Sí, da rabia que con los recursos con los que está hecho Romance Sonámbulo que se estrenó la semana pasada en el Teatro Español, aquello no acabe de funcionar. Por lo menos para el ojo crítico. Pues el aplauso del público fue largo y tendido con la gente de pie.
¿Qué por qué no gusta este espectáculo al ojo crítico? Para empezar por la distancia que hay entre la música y el baile. No tanto por su interpretación, que tanto los músicos, que tocan en directo, como los bailarines hacen su trabajo bien. Interpretan bien lo que les han marcado.
El fallo está en la composición musical y en la coreografía. Que muestran que el flamenco y Lorca no fusionan bien con todo. Acabando con el mito de que ambos podían hibridarse casi con cualquier estilo musical y coreográfico.
Quizás, por separado se pudiesen apreciar. Pero en escena la música y la coreografía no se acompañan. Más allá de aquellos movimientos dancísticos que se ajustan a un acorde, como los pequeños saltos que a veces se le hacen dar a Daniel Ramos, que interpreta a Lorca.

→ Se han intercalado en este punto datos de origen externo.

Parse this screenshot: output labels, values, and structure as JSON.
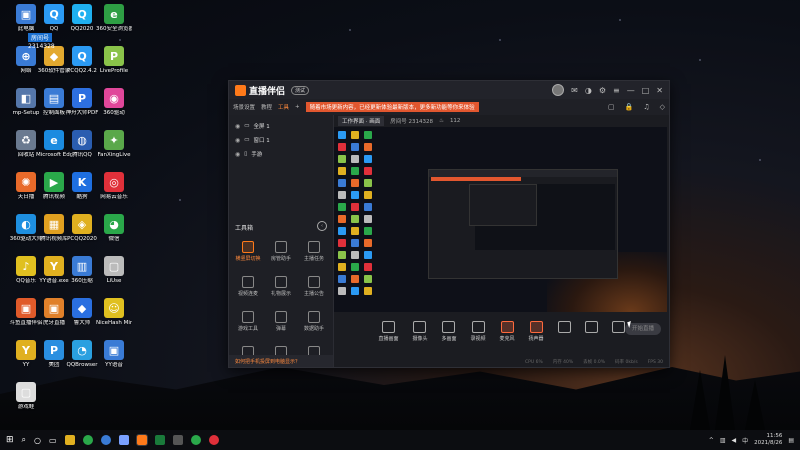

Esa disociación entre lo que se escucha y se baila, a lo que se añade que a veces se trabaja la escena como dos mitades que parecen bailar de forma independiente, producen una disonancia cognitiva.
Puede que fuese buscada. Que Antonio Najárro, como coreógrafo y director de esta compañía que lleva su nombre, decidiese asumir el riesgo. Pues también se encuentra esa disonancia en la mezcla de bailes y de pasos.
Muy significativa en la forma en la que los bailarines mueven el cuerpo. Bailando con una mezcla de pasos flamencos, clásicos y contemporáneo. El flamenco en los pies. El clásico en el cuerpo y en los jetés. Y lo contemporáneo sobre todo en las extremidades superiores. Aquello no acaba de encajar, a pesar de la fluidez con la que lo baila el elenco.
Una disonancia que se acentúa en ese paso a dos, que se convierte en tres al incluir a la cantaora, de una pareja que parece salida de Las mil y una noches. Una escena que resulta rara y arcaica. Como de un ballet clásico, a la vez que suena una composición con un aroma de música árabe. A la que tampoco parece acompañar el vestuario, que noe seo pero resulta raro.
A pesar de que se nota que todos los elementos están pensados, que no se ha dejado al azar, que hay conocimiento y esfuerzo. Por eso da más rabia que aquello no funcione.
En esas decisiones lo que se pierde es Lorca. A pesar de que se canten y se reciten algunos de sus poemas. A pesar de que las proyecciones sitúen a la platea en Granada.
Esto no quiere decir que no haya hallazgos reseñables. Lo primero el uso de la imagen proyectada y como está trabajada por Emilio Valenzuela. Pictórica unas veces y onírica otras. Un trabajo que parece sencillo, pero que no lo es pues ofrece más que un contexto en lo que se baila.
También se acierta en algunos pases coreográficos. Como el conjunto de bailaores vestidos como bandoleros que se mueven por la escena tocando las castañuelas representando un conjunto de caballos. O como en la representación del mar mediante un conjunto de bailarinas vestidas de una tela azul que al subir y bajar cae como si fueran olas. Momentos no solo bellos, sino también imaginativos.
Y, por supuesto, se acierta en el baile y el cante flamencos, el fuerte de esta compañía. Esos momentos son siempre buenos y bonitos de ver cuando los interpretan maestras en lo suyo. Como lo son la cantaora y la bailaora solista.
Como también sorprende la ductilidad corporal de la bailarina que vestida como si fuera a una gala o a una cena de etiqueta se mueve en escena, pero, sobre todo, cuando se posiciona.
Son destellos insuficientes en una coreografía de duración media, algo más de una hora, para poder apostar por ella. Al menos, el final coral, con todo el elenco en escena, que bailan un resumen de la función, a la manera de un popurrí de todo lo que se ha visto y oído en los cuadros anteriores, levanta el ánimo y el espíritu. Y, también, al público de sus butacas que lo agradecen, como ya se ha dicho, con entusiasmo.